Le Conseil va inclure des représentants du Qatar et de la Turquie, des féroces critiques d'Israël et il comprend également des personnalités telles que Witkoff et Kushner

Jacob Magid est le correspondant du Times of Israël aux États-Unis, basé à New York.

Le président américain Donald Trump prend la parole lors d'une cérémonie d'inauguration d'une partie de Southern Boulevard que le conseil municipal de Palm Beach a récemment décidé de renommer "President Donald J. Trump Boulevard", le 16 janvier 2026, à son club Mar-a-Lago à Palm Beach, en Floride (Crédit : AP Photo/Julia Demaree Nikhinson).
Le président américain Donald Trump prend la parole lors d'une cérémonie d'inauguration d'une partie de Southern Boulevard que le conseil municipal de Palm Beach a récemment décidé de renommer "President Donald J. Trump Boulevard", le 16 janvier 2026, à son club Mar-a-Lago à Palm Beach, en Floride (Crédit : AP Photo/Julia Demaree Nikhinson).

La Maison Blanche a révélé, vendredi, les noms des membres du panel international de premier plan qui sera chargé de superviser l’administration de la bande de Gaza dans l’après-guerre.

Parmi les personnalités qui ont intégré le comité exécutif du Conseil de paix, le ministre turc des Affaires étrangères Hakan Fidan, le diplomate qatari Ali Thawadi, le chef des services de renseignement égyptiens Hassan Rashad, la ministre des Affaires étrangères des Émirats arabes unis Reem Al-Hashimy et l’ancien Premier ministre britannique Tony Blair.

La présence de hauts responsables du Qatar et de la Turquie – deux pays qui ont critiqué avec vivacité la guerre menée par Israël à Gaza – risque fort de contrarier Jérusalem, tout en démontrant l’utilité acquise par ces deux pays aux yeux de Donald Trump, qui a vanté leur capacité à avoir persuadé le Hamas d’accepter un cessez-le-feu, au mois d’octobre dernier.

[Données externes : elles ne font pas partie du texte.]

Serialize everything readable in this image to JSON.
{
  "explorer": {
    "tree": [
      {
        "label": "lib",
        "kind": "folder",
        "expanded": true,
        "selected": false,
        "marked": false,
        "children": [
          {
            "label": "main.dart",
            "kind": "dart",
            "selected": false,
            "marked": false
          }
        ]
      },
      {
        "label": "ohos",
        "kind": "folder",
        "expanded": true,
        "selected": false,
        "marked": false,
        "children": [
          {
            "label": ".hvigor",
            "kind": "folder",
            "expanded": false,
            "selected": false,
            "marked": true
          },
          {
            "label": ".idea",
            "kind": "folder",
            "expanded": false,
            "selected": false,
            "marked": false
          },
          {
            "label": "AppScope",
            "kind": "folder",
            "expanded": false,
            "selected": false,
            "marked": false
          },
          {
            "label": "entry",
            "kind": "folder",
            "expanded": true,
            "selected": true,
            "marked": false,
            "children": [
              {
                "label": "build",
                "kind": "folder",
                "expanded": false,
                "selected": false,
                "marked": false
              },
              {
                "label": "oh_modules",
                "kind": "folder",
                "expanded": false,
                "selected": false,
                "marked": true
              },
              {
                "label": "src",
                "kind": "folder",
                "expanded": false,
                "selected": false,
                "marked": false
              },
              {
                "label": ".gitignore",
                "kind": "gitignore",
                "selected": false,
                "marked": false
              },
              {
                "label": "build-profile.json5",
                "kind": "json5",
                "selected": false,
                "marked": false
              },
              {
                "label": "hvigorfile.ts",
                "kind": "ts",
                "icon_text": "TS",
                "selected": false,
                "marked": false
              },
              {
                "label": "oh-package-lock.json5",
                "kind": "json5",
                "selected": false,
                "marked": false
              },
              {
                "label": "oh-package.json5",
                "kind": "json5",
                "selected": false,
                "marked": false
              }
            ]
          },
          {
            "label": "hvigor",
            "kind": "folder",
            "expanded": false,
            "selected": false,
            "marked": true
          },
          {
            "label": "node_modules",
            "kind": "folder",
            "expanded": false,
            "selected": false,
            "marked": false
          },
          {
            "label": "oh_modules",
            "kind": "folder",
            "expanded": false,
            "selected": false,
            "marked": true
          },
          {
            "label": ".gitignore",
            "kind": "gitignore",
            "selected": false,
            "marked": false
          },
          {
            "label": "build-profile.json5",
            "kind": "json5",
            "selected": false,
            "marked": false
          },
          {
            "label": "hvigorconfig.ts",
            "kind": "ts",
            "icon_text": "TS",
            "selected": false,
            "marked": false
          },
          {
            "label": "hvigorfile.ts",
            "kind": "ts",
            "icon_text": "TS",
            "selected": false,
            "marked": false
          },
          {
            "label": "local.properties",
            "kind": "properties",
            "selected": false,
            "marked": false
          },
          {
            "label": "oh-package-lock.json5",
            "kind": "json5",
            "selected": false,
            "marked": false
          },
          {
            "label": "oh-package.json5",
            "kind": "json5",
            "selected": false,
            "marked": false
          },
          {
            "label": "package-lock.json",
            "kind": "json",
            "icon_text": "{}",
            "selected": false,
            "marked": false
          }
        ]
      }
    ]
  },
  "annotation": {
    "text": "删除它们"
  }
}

Le comité exécutif supervisera le Comité national pour l’administration de Gaza (NCAG), un groupe de technocrates palestiniens qui aura pour mission de fournir des services de base aux Gazaouis.

Il fonctionnera sous l’égide du Conseil de la paix – qui regroupera des leaders du monde entier et qui sera présidé par Trump – que les États-Unis comptent dévoiler dans les prochains jours. Le Conseil de la paix jouera toutefois un rôle plus symbolique, le comité exécutif étant en charge de toutes les opérations sur le terrain.

Le comité exécutif sera également composé de l’envoyé spécial américain Steve Witkoff, du principal conseiller de Trump Jared Kushner, du PDG d’Apollo Global Management Marc Rowan, de l’homme d’affaires israélo-chypriote Yakir Gabay, de l’ancienne coordinatrice humanitaire des Nations unies Sigrid Kaag et de l’ancien envoyé des Nations unies au Moyen-Orient Nickolay Mladenov.

L’envoyé spécial des Nations unies pour le Moyen-Orient, Nickolay Mladenov, s’exprimant lors d’une conférence de presse, à Jérusalem, le 25 juin 2020. (Crédit : Menahem Kahana/AFP)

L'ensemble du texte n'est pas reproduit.